S3IM: Stochastic Structural SIMilarity and Its Unreasonable Effectiveness for Neural Fields
This addresses the limitation of inefficient supervision in neural fields for 3D scene representation, offering a novel training paradigm that enhances performance in tasks like novel view synthesis and surface reconstruction, though it is incremental as it builds on existing neural field methods.
The paper tackles the problem of neural field methods like NeRF relying on point-wise losses by introducing a Stochastic Structural SIMilarity (S3IM) loss that uses collective supervision from distant pixels, resulting in significant improvements such as a 90% drop in test MSE for novel view synthesis and a 198% F-score gain for surface reconstruction.

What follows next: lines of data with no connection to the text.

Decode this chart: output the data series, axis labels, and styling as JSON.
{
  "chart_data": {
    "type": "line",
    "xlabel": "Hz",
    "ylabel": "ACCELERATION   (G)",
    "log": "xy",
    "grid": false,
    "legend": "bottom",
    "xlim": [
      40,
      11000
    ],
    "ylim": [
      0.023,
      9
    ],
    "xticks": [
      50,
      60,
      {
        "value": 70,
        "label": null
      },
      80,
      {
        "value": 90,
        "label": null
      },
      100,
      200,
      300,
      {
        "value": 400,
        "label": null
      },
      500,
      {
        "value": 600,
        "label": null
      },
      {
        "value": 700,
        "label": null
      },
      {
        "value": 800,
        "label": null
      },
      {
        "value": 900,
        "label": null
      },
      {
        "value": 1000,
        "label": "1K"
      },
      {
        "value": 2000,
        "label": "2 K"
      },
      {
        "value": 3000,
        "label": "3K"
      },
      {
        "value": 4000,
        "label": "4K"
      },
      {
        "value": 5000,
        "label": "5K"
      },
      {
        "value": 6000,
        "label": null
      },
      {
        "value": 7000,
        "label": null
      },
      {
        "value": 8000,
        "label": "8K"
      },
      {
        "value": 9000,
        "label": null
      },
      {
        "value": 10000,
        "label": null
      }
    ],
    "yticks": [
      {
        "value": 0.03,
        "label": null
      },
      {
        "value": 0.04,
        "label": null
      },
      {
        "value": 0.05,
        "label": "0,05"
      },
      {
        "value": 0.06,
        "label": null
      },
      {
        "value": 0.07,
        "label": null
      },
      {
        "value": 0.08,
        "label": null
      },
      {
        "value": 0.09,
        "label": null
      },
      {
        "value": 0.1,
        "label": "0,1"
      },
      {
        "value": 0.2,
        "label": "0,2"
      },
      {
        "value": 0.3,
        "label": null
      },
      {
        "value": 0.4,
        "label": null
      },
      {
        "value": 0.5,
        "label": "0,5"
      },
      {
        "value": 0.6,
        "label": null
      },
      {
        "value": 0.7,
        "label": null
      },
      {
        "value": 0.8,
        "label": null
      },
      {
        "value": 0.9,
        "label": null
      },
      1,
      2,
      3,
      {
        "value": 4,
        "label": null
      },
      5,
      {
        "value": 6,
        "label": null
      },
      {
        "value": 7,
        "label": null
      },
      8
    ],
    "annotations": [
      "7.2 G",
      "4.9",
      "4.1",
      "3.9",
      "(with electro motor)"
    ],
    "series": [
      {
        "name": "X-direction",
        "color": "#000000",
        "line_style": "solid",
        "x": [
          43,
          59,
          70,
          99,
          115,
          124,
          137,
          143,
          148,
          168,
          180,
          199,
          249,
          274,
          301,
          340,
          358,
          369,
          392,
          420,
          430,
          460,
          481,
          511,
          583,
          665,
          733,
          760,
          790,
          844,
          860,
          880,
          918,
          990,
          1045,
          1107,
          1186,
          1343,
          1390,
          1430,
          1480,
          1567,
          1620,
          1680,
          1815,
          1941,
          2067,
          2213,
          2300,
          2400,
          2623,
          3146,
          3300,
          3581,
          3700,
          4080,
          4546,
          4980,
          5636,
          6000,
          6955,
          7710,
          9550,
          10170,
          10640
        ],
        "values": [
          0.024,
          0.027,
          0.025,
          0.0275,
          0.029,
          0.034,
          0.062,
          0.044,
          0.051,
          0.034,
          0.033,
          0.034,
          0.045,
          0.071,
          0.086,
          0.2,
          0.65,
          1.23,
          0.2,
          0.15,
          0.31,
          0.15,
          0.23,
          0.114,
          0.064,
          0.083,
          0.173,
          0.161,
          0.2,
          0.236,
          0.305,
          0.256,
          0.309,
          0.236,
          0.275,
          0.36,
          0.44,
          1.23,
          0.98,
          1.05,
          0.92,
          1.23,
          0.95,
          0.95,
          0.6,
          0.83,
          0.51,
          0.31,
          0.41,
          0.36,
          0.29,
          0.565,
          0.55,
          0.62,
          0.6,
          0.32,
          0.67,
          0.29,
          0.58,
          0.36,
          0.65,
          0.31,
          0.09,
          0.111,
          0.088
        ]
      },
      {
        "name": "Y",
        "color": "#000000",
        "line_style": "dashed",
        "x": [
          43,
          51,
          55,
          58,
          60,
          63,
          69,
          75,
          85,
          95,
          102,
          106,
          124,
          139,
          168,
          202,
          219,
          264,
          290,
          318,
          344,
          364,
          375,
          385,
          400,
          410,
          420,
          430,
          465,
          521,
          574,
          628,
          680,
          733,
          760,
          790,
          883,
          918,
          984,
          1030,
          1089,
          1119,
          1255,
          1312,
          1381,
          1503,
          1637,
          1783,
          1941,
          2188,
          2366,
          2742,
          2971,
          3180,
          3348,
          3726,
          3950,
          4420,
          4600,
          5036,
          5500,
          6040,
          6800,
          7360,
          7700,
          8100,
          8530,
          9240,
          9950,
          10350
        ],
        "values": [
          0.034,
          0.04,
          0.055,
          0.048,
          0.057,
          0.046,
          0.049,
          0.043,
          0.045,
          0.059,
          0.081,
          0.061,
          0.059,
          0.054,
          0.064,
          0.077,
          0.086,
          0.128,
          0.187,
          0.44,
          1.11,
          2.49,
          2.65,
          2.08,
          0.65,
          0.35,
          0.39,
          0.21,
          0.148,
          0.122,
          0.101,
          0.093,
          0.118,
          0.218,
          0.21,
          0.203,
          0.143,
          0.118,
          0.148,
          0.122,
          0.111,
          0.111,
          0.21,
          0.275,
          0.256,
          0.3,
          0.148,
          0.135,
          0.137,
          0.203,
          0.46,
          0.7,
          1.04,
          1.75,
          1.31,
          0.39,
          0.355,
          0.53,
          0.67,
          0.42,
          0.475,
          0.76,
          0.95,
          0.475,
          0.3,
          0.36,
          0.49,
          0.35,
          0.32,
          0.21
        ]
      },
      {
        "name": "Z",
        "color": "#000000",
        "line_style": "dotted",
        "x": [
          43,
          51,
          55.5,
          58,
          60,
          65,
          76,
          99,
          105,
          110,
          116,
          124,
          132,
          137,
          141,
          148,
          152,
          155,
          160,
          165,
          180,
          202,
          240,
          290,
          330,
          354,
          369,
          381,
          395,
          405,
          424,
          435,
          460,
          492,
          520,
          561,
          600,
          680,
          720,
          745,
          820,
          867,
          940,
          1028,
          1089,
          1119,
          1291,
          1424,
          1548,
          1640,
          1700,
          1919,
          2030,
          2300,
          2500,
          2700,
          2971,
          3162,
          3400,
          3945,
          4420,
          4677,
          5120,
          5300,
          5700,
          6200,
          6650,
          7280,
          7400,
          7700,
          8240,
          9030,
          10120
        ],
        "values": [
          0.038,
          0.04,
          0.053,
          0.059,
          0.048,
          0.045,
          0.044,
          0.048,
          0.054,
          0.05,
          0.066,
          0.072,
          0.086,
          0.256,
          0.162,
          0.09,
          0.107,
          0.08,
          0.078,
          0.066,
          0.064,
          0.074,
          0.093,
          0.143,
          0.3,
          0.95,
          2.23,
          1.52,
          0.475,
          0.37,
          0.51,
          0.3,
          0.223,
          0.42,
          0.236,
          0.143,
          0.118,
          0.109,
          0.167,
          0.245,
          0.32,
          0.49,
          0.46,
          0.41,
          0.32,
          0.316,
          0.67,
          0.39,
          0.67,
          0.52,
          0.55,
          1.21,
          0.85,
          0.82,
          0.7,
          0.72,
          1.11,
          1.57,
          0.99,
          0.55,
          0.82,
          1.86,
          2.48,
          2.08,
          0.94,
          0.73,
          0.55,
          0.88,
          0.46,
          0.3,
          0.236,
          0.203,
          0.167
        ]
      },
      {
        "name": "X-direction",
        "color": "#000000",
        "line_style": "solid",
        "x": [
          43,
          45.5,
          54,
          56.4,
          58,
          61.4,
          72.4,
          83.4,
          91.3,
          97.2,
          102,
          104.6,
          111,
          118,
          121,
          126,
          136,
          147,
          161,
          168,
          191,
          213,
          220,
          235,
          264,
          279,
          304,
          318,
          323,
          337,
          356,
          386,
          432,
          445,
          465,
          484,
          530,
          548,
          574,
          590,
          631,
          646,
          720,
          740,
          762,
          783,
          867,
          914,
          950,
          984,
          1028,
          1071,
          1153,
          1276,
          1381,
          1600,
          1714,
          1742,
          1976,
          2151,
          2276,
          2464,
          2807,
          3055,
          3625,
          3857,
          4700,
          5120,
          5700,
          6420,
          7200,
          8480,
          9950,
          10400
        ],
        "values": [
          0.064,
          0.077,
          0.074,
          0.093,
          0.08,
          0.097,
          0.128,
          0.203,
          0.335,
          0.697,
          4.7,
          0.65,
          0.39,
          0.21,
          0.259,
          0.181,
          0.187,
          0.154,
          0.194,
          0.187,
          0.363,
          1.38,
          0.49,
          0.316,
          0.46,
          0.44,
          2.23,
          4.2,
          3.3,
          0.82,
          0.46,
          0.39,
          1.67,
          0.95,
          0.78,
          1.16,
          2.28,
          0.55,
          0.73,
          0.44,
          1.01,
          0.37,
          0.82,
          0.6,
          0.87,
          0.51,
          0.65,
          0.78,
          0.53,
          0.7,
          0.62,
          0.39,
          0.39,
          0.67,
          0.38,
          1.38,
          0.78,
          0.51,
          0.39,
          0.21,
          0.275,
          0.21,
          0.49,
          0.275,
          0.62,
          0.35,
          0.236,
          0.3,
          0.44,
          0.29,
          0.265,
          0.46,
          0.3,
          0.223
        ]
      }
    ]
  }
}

Recently, Neural Radiance Field (NeRF) has shown great success in rendering novel-view images of a given scene by learning an implicit representation with only posed RGB images. NeRF and relevant neural field methods (e.g., neural surface representation) typically optimize a point-wise loss and make point-wise predictions, where one data point corresponds to one pixel. Unfortunately, this line of research failed to use the collective supervision of distant pixels, although it is known that pixels in an image or scene can provide rich structural information. To the best of our knowledge, we are the first to design a nonlocal multiplex training paradigm for NeRF and relevant neural field methods via a novel Stochastic Structural SIMilarity (S3IM) loss that processes multiple data points as a whole set instead of process multiple inputs independently. Our extensive experiments demonstrate the unreasonable effectiveness of S3IM in improving NeRF and neural surface representation for nearly free. The improvements of quality metrics can be particularly significant for those relatively difficult tasks: e.g., the test MSE loss unexpectedly drops by more than 90% for TensoRF and DVGO over eight novel view synthesis tasks; a 198% F-score gain and a 64% Chamfer $L_{1}$ distance reduction for NeuS over eight surface reconstruction tasks. Moreover, S3IM is consistently robust even with sparse inputs, corrupted images, and dynamic scenes.